Pour comprendre la semi-déception que constitue le film, il faut revenir aux origines. En 2006, bien avant que l’on parle d’Avengers et d’univers partagé, Ant-Man est annoncé avec au poste de réalisateur le surdoué anglais Edgar Wright, père de la fabuleuse trilogie Cornetto. Seulement voilà, les choses vont se compliquer. Arlésienne de l’univers, Ant-Man devra d’abord s’adapter aux exigences de la dimension partagée du Marvel Cinematic Universe et sera partiellement retravaillé par Wright et Joe Cornish (Attack the Block).

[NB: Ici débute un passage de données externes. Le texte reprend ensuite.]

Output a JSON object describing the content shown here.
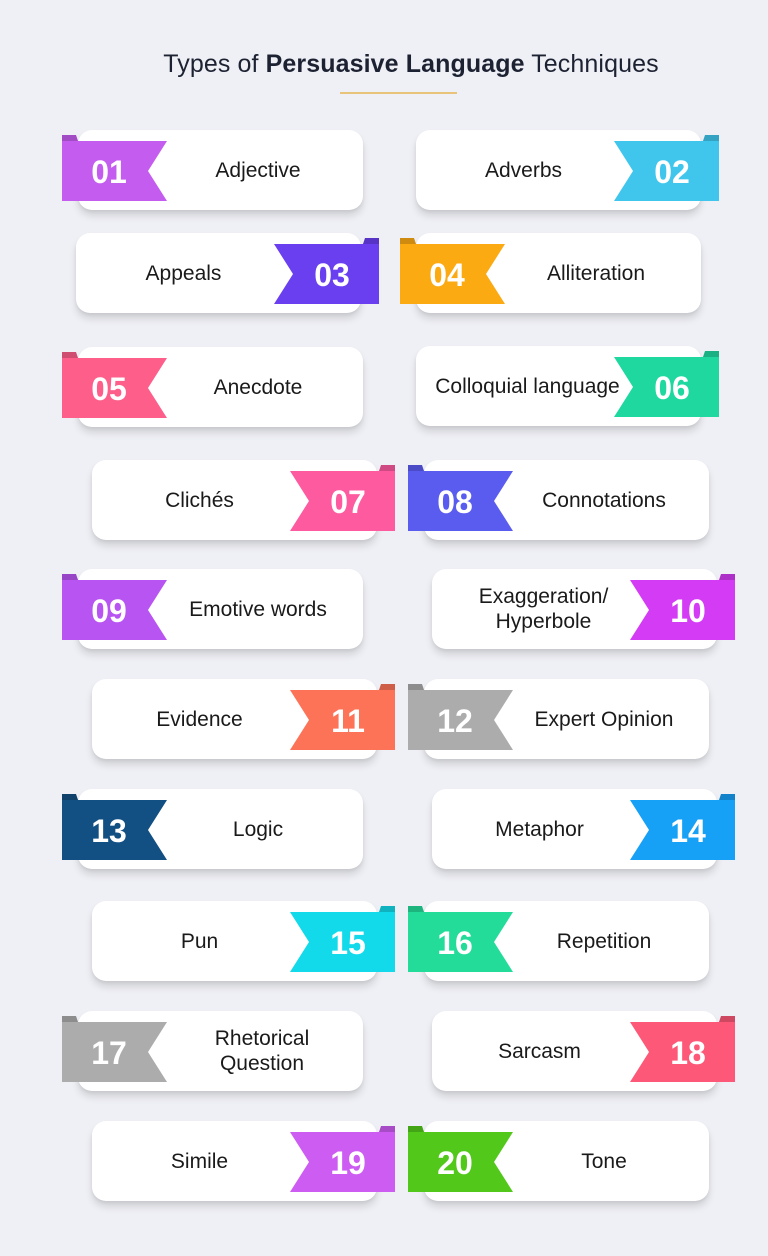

Puis, coup de tonnerre, Edgar Wright quitte le poste de réalisateur suite à des différents avec la production — et le boulet Kevin Feige donc — laissant la main à un yes-man du nom de Peyton Reed, réalisateur de l’anecdotique La Rupture. Pour bien finir les choses, le scénario est repris en main par quatre hommes (!!) dont Paul Rudd lui-même, l’interprète d’Ant-Man. A partir de là, le long-métrage sort en salles tant bien que mal pour présenter un résultat bâtard et finalement, extrêmement frustrant.

En fait, Ant-Man n’est pas un mauvais film, ni même un film moyen. Il apparaît sympathique à bien des niveaux, à commencer par le choix de son acteur principal, Paul Rudd, dont la capital sympathie de mec lambda contribue largement à la réussite du personnage de Scott Lang. Le souci réel, c’est que dès le départ ou presque, le long-métrage est traversé par la marque de fabrique de Wright mais toujours de façon tronquée ou trop courte. Sur le plan de la réalisation, on retrouve une aventure mêlant la platitude d’un Peyton Reed aux géniales idées de l’anglais. La première est celle de la forme du film. Ant-Man se révèle très différent des autres Marvels à ce point de vue puisque le métrage adopte la trame d’un récit de braquage. Une idée excellente puisqu’elle permet d’exploiter à merveille les dons de l’homme-fourmi, à savoir ses changements de taille. Problème, on retrouve par-dessus une intrigue bateau avec un méchant totalement dénué de charisme, Darren Cross, dont les motivations restent totalement opaques. Le personnage est plat, caricatural, et l’acteur qui l’incarne, Corey Stoll, s’avère bien peu inspiré, pour ne pas dire plus.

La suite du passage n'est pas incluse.